Angesichts steigender Preise für Gas und Strom ertönen aus dem Nationalrat nicht nur Hilferufe, sondern auch Vorwürfe an den Bundesrat. Dieser habe trotz sich abzeichnender Krise nicht genügend vorgesorgt. Die Energieministerin und der Wirtschaftsminister kontern.

Sprecherinnen und Sprecher der sechs Fraktionen haben sich am Mittwoch besorgt geäussert über die steigenden Energiepreise. Auch die nicht auszuschliessende Mangellage im kommenden Winter beschäftigte sie. Alle Fraktionen hatten zum Thema dringliche Interpellationen eingereicht.

SP und Grüne fordern Hilfe für Haushalte

SP und Grüne fordern gezielte Hilfen an Haushalte. Aber auch Unternehmen haben sie im Fokus. Gerade die, die viel Strom verbrauchen, diesen im freien Markt beziehen, und Preissteigerungen ausgesetzt sind. «Grossverbraucher sind sehr oft auch grosse Arbeitgeber», sagte Aline Trede (Grüne/BE) dazu.

Aline Trede
Aline Trede, Fraktionsvorsitzende der Grünen, im Gespräch mit Energieministerin Simonetta Sommaruga. - Keystone

Kurzfristig müsste diesen Unternehmen nach der Vorstellung der Grünen zinslose oder kostengünstige und schnell rückzahlbare Darlehen zur Verfügung gestellt werden. Mittel- und langfristig sollten sie die Möglichkeit erhalten, in die Grundversorgung zurückzukehren, aber mit Auflagen.

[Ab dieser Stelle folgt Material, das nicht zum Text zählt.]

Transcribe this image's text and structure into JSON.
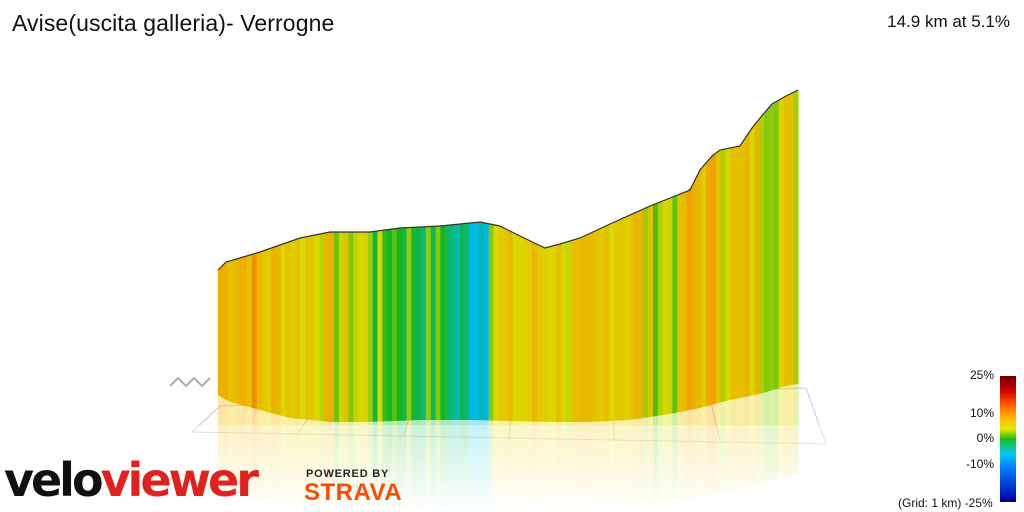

«Der Bund hat die Axpo gerettet und muss nun auch die Haushalte schützen», sagte Roger Nordmann (SP/VD). Auch die Menschen im Land seien «too big to fail», nicht nur die Axpo, ergänzte Cédric Wermuth (SP/AG). Die SP wünscht sich Sparziele mit Branchenverträgen und Kurzarbeitsentschädigung ohne Karenzfrist wie in der Corona-Krise.

De GLP wolle eine solide Datengrundlage für gezielte Hilfe statt rascher und unspezifischer Massnahmen, sagte Barbara Schaffner (ZH). Da eine «regelrechte Preiskeule» zuschlage, stehe Liquiditätsunterstützung im Vordergrund. Die Schweiz habe es beim Strom zudem selbst in der Hand, für verfügbare Energie zu sorgen.

FDP schlägt Kurzarbeit vor

Die FDP erwarte vom Bundesrat mehr Engagement für eine bessere Integration in den europäischen Strommarkt. Dies betonte Matthias Samuel Jauslin (AG). Wenn Unterstützung vom Bund nötig sei, sollten bestehende Instrumente wie Kurzarbeit genutzt werden, sagte Susanne Vincenz-Stauffaucher (SG). Führe teurere Energie zu weniger Aufträgen, könne dieses Instrument genutzt werden.

Christian Imark (SO) kritisierte namens der SVP einmal mehr die gescheiterte Energiestrategie und die «falschen Konzepte und Prognosen des Bundes». Sein Freiburger Fraktionskollege Pierre-André Page doppelte nach: «Wir spüren keinen Willen, die Krise zu lösen, zum Nutzen von Bevölkerung und Unternehmen.»

Christian Imark SVP
Christian Imark (SVP/SO) während einer Debatte im Nationalratssaal, Juni 2022. - Keystone

Die vom Bundesrat an den Tag gelegte Passivität sei nicht nachvollziehbar, sagte auch Nicolo Paganini (Mitte/SG). Ob Härtefall-Hilfe für KMU oder Entlastung der Bevölkerung: Die Arbeitsgruppen tagten vor sich hin. Der Bundesrat weigere sich rundweg, sich mit Vorschlägen auseinanderzusetzen.

Parmelin: «Noch viel zu tun»

«Es wurde viel gemacht, aber es bleibt noch viel zu tun», hielt Wirtschaftsminister Guy Parmelin dagegen. Der Bundesrat sei sich der Herausforderung bewusst, die die Energiepreise für Private und die Betriebe darstellten. Er unterschätze die Lage nicht und tue alles, was möglich sei, um die Wirtschaft nicht zu gefährden.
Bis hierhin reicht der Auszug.